Frederick the Great had a maxim: “Time is the only treasure of which it is proper to be avaricious.”

Leibnitz declared that “the loss of an hour is the loss of a part of life.”

Napoleon, who knew the value of time, remarked that it was the quarter hours that won battles. The value of minutes has been often recognized, and any person watching a railway clerk handing out tickets and change during the last few minutes available must have been struck with how much could be done in these short periods of time.

At the appointed hour the train starts and by and by is carrying passengers at the rate of sixty miles an hour. In a second you are carried twenty-nine yards. In one twenty-ninth of a second you pass over one yard. Now, one yard is quite an appreciable distance, but one twenty-ninth of a second is a period which cannot be appreciated.

The father of the Webster brothers, before going away to be gone for a week, gave his boys a stint to cut a field of corn, telling them that after it was done, if they had any time left, they might do what they pleased. The boys looked the field over on Monday morning and concluded they could do all the work in three days, so they decided to play the first three days. Thursday morning they went to the field, but it looked so much larger than it did on Monday morning, that they decided they could not possibly do it in three days, and rather than not do it all, they would not touch it. When the angry father returned, he called Ezekiel to him and asked him why they had not harvested the corn. “What have you been doing?” said the stern father. “Nothing, father.” “And what have you been doing, Daniel?” “Helping Zeke, sir.”

How many boys, and men, too, waste hours and days “helping Zeke!”

“Remember the world was created in six days,” said Napoleon to one of his officers. “Ask for whatever you please except time.”

Railroads and steamboats have been wonderful educators in promptness. No matter who is late they leave right on the minute.

It is interesting to watch people at a great railroad station, running, hurrying, trying to make up time, for they well know when the time arrives the train will leave.

Factories, shops, stores, banks, everything opens and closes on the minute. The higher the state of civilization the prompter is everything done. In countries without railroads, as in Eastern countries, everything is behind time. Everybody is indolent and lazy.

The world knows that the prompt man’s bills and notes will be paid on the day they are due, and will trust him. People will give him credit, for they know they can depend upon him. But lack of promptness will shake confidence almost as quickly as downright dishonesty.
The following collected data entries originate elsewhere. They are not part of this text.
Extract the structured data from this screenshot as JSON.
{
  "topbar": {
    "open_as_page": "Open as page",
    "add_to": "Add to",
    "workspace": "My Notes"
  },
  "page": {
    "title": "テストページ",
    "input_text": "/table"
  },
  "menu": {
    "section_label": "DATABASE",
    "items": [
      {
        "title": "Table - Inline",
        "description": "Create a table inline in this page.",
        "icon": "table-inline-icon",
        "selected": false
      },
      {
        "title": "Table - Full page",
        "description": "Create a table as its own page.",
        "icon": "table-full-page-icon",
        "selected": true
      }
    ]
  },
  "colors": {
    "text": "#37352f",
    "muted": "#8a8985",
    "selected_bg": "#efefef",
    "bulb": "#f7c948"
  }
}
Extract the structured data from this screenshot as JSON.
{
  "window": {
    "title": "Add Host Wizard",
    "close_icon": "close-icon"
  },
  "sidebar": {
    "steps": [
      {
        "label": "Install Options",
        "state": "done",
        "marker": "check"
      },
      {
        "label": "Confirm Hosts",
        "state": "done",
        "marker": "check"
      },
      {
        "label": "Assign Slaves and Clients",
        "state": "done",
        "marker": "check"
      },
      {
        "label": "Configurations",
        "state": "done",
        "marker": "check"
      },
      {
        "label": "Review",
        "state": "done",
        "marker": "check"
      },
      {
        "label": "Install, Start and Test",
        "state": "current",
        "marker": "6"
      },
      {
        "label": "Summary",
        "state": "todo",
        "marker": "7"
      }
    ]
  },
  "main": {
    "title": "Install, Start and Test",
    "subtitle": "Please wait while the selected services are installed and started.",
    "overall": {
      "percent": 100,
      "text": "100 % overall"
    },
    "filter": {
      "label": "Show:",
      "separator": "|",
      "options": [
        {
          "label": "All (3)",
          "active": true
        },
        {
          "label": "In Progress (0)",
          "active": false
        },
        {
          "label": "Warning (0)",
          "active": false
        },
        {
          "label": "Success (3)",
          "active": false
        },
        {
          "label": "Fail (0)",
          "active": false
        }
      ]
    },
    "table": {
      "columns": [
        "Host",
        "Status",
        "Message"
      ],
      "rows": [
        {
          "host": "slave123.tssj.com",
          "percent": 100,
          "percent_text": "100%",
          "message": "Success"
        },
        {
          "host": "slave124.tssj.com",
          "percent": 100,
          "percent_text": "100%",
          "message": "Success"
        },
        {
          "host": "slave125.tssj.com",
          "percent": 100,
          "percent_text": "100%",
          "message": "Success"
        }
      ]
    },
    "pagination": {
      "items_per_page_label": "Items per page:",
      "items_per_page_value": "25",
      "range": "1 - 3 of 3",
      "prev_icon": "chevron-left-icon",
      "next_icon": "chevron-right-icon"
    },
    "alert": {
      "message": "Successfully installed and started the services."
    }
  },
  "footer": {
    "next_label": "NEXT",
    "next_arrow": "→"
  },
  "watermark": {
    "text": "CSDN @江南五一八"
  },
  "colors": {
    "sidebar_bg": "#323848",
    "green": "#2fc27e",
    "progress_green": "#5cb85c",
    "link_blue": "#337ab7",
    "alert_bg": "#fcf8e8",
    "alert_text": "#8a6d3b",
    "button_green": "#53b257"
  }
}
The man who has a habit of dawdling or listlessness will show it in everything he does. He is late at meals, late at work, dawdles on the street, loses his train, misses his appointments, and dawdles at his store until the banks are closed. Everybody he meets suffers more or less from his malady, for dawdling becomes practically a disease.

“You will never find time for anything,” said Charles Buxton; “if you want time you must make it.”

The best work we ever do is that which we do now, and can never repeat. “Too late,” is the curse of the unsuccessful, who forget that “one to-day is worth two to-morrows.”

Time accepts no sacrifice; it admits of neither redemption nor atonement. _It is the true avenger._ Your enemy may become your friend,–your injurer may do you justice,–but Time is inexorable, and has no mercy.

Then stay the present instant, dear Horatio:
Imprint the marks of wisdom on its wings.
‘Tis of more worth than kingdoms! far more precious
Than all the crimson treasures of life’s fountain.
O! let it not elude thy grasp; but, like
The good old patriarch upon record,
Hold the fleet angel fast until he bless thee.